In the last notebook, we saw how to get the one hot encoding representation for our toy corpus. In this notebook we will see how to use bag of words representation for the same data..

In [None]:
documents = ["Dog bites man.", "Man bites dog.", "Dog eats meat.", "Man eats food."] #Same as the earlier notebook
processed_docs = [doc.lower().replace(".","") for doc in documents]
processed_docs

['dog bites man', 'man bites dog', 'dog eats meat', 'man eats food']

Now, let's do the main task of finding bag of words representation. We will use CountVectorizer from sklearn. 

In [None]:
from sklearn.feature_extraction.text import CountVectorizer

#look at the documents list
print("Our corpus: ", processed_docs)

count_vect = CountVectorizer()
#Build a BOW representation for the corpus
bow_rep = count_vect.fit_transform(processed_docs)

#Look at the vocabulary mapping
print("Our vocabulary: ", count_vect.vocabulary_)

#see the BOW rep for first 2 documents
print("BoW representation for 'dog bites man': ", bow_rep[0].toarray())
print("BoW representation for 'man bites dog: ",bow_rep[1].toarray())

#Get the representation using this vocabulary, for a new text
temp = count_vect.transform(["dog and dog are friends"])
print("Bow representation for 'dog and dog are friends':", temp.toarray())

Our corpus:  ['dog bites man', 'man bites dog', 'dog eats meat', 'man eats food']
Our vocabulary:  {'dog': 1, 'bites': 0, 'man': 4, 'eats': 2, 'meat': 5, 'food': 3}
BoW representation for 'dog bites man':  [[1 1 0 0 1 0]]
BoW representation for 'man bites dog:  [[1 1 0 0 1 0]]
Bow representation for 'dog and dog are friends': [[0 2 0 0 0 0]]

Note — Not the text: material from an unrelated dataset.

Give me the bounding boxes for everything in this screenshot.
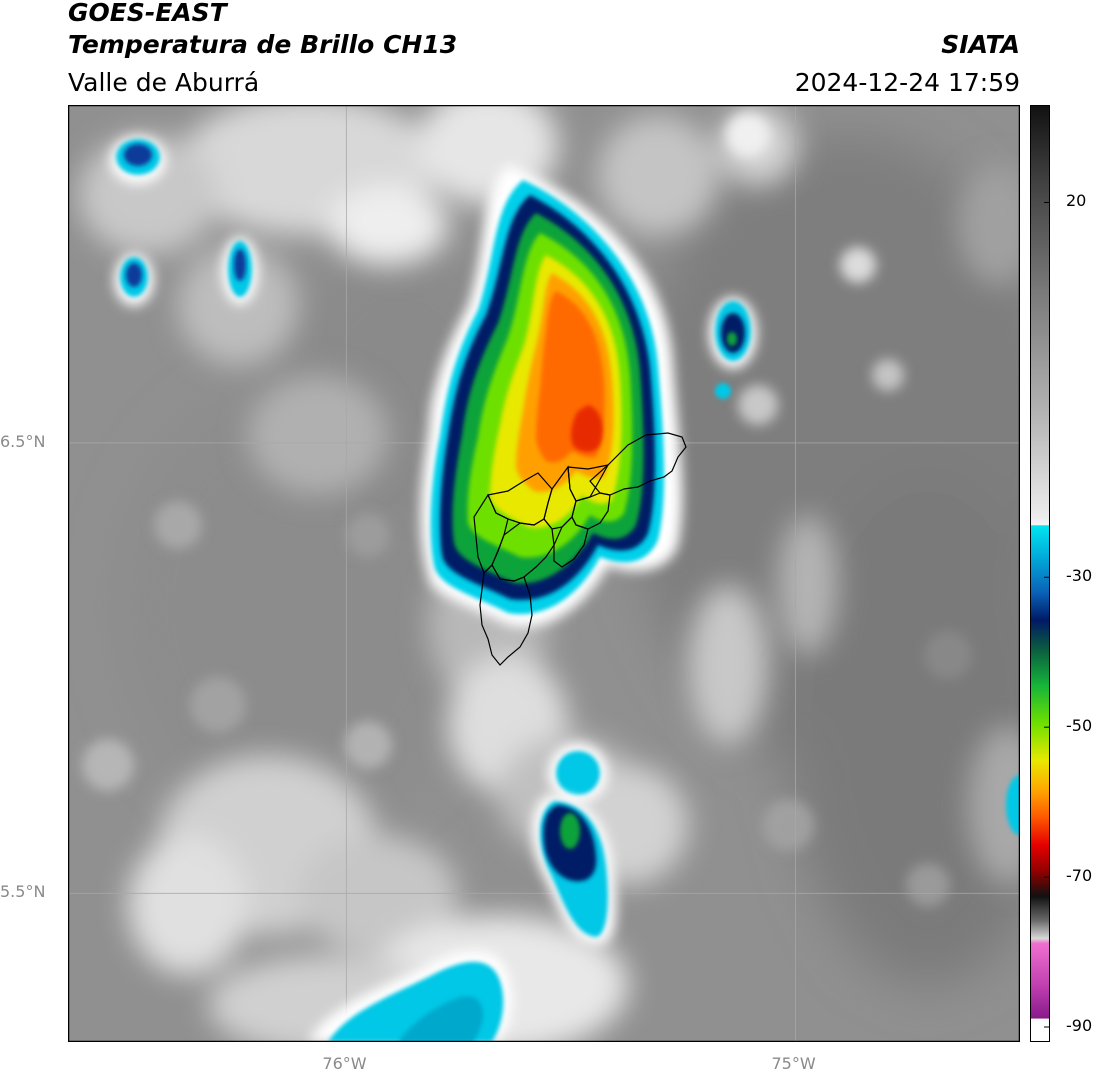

In the above code, we represented the text considering the frequency of words into account. However, sometimes, we don't care about frequency much, but only want to know whether a word appeared in a text or not. That is, each document is represented as a vector of 0s and 1s. We will use the option binary=True in CountVectorizer for this purpose. 

In [None]:
#BoW with binary vectors
count_vect = CountVectorizer(binary=True)
count_vect.fit(processed_docs)
temp = count_vect.transform(["dog and dog are friends"])
print("Bow representation for 'dog and dog are friends':", temp.toarray())

Bow representation for 'dog and dog are friends': [[0 1 0 0 0 0]]


We will see how we can use BoW representation for Text Classification later in Chapter 4.